More than 1,500 war refugees and economic migrants — most of the latter from Asia and Africa — are being held at a former military camp outside the capital, Nicosia.  While it was designed as a processing centre where new arrivals would remain for only three days, some have been held there for months in poor conditions.  The Pope has offered to fly 50 migrants to Italy where they will be resettled by San’Egidio, a Catholic charitable organisation. The first 14 — including a Cameroonian couple trapped for six months in no-man’s land — and men held in prison for illegal entry —  are set to fly to Italy in mid-December, the majority after Christmas. Pope Francis’ gesture, designed to highlight the plight of migrants, amounts to a drop of water in an ocean of refugees and economic migrants.

Yesterday Pope Francis made his second journey to the Greek island of Lesbos, which he visited in 2016 to meet migrants in order to call attention to their situation.  At least 15,000 men, women and children remain incarcerated in camps there and other Greek islands due to the refusal of EU states to share the burdens of resettling them.  In a March interview with the Guardian, Imogen Sudbery, the International Rescue Committee’s director of policy and advocacy in Europe, urged EU leaders to relocate migrants on the islands to the mainland.  “EU leaders face a stark choice.

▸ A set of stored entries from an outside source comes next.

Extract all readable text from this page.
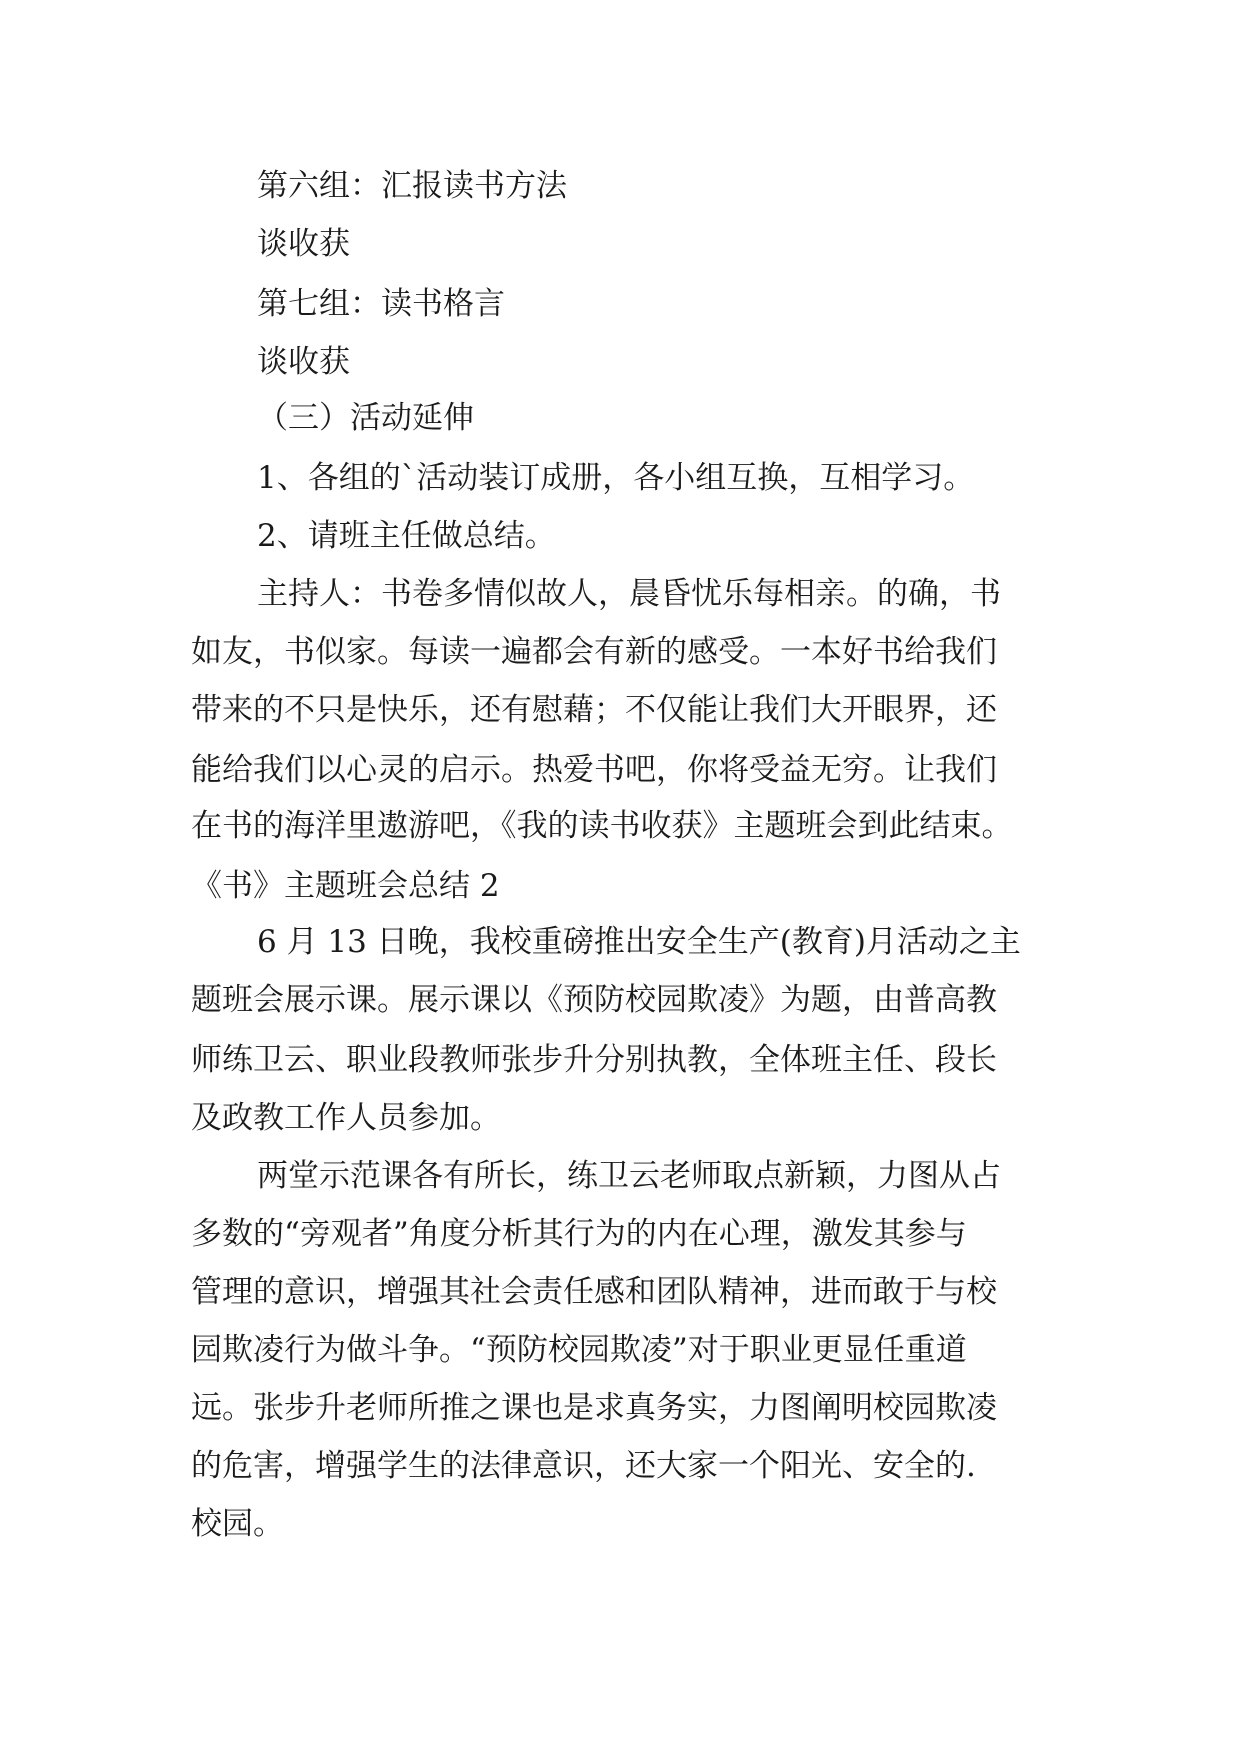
第六组：汇报读书方法
谈收获
第七组：读书格言
谈收获
（三）活动延伸
1、各组的`活动装订成册，各小组互换，互相学习。
2、请班主任做总结。
主持人：书卷多情似故人，晨昏忧乐每相亲。的确，书
如友，书似家。每读一遍都会有新的感受。一本好书给我们
带来的不只是快乐，还有慰藉；不仅能让我们大开眼界，还
能给我们以心灵的启示。热爱书吧，你将受益无穷。让我们
在书的海洋里遨游吧，《我的读书收获》主题班会到此结束。
《书》主题班会总结 2
6 月 13 日晚，我校重磅推出安全生产(教育)月活动之主
题班会展示课。展示课以《预防校园欺凌》为题，由普高教
师练卫云、职业段教师张步升分别执教，全体班主任、段长
及政教工作人员参加。
两堂示范课各有所长，练卫云老师取点新颖，力图从占
多数的“旁观者”角度分析其行为的内在心理，激发其参与
管理的意识，增强其社会责任感和团队精神，进而敢于与校
园欺凌行为做斗争。“预防校园欺凌”对于职业更显任重道
远。张步升老师所推之课也是求真务实，力图阐明校园欺凌
的危害，增强学生的法律意识，还大家一个阳光、安全的.
校园。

Either they can continue to relinquish responsibility for their own migration policies and leave people suffering at their borders, or they can step up and fulfil their moral and legal obligations to protect.” However, moving them to the Greek mainland does not resolve the problem they pose for Greece, which is just beginning

to recover from its own economic meltdown.

Germany’s successful absorption of migrants who entered that country in 2014-15, more than half of the million escaping from the war in Syria, should be a model other European countries might follow.  According to an Iraqi who has been involved in settling refugees, Syrians have adapted well, completed the process of becoming permanent residents, helped countrymen adjust, and secured employment. Syrians may have been successful because their background is more akin to that of Europeans than that of Africans and Afghans.  Syrians also feel they have no choice but to succeed because their homeland remains at war and reconstruction has not begun due to lingering violence and sanctions.  Once Syria is at peace and rebuilding begins, there is likely to be a mass influx of Syrians from abroad. Tens of thousands of Syrians dearly miss home and are eager to invest their energy, expertise and money in rebuilding their country.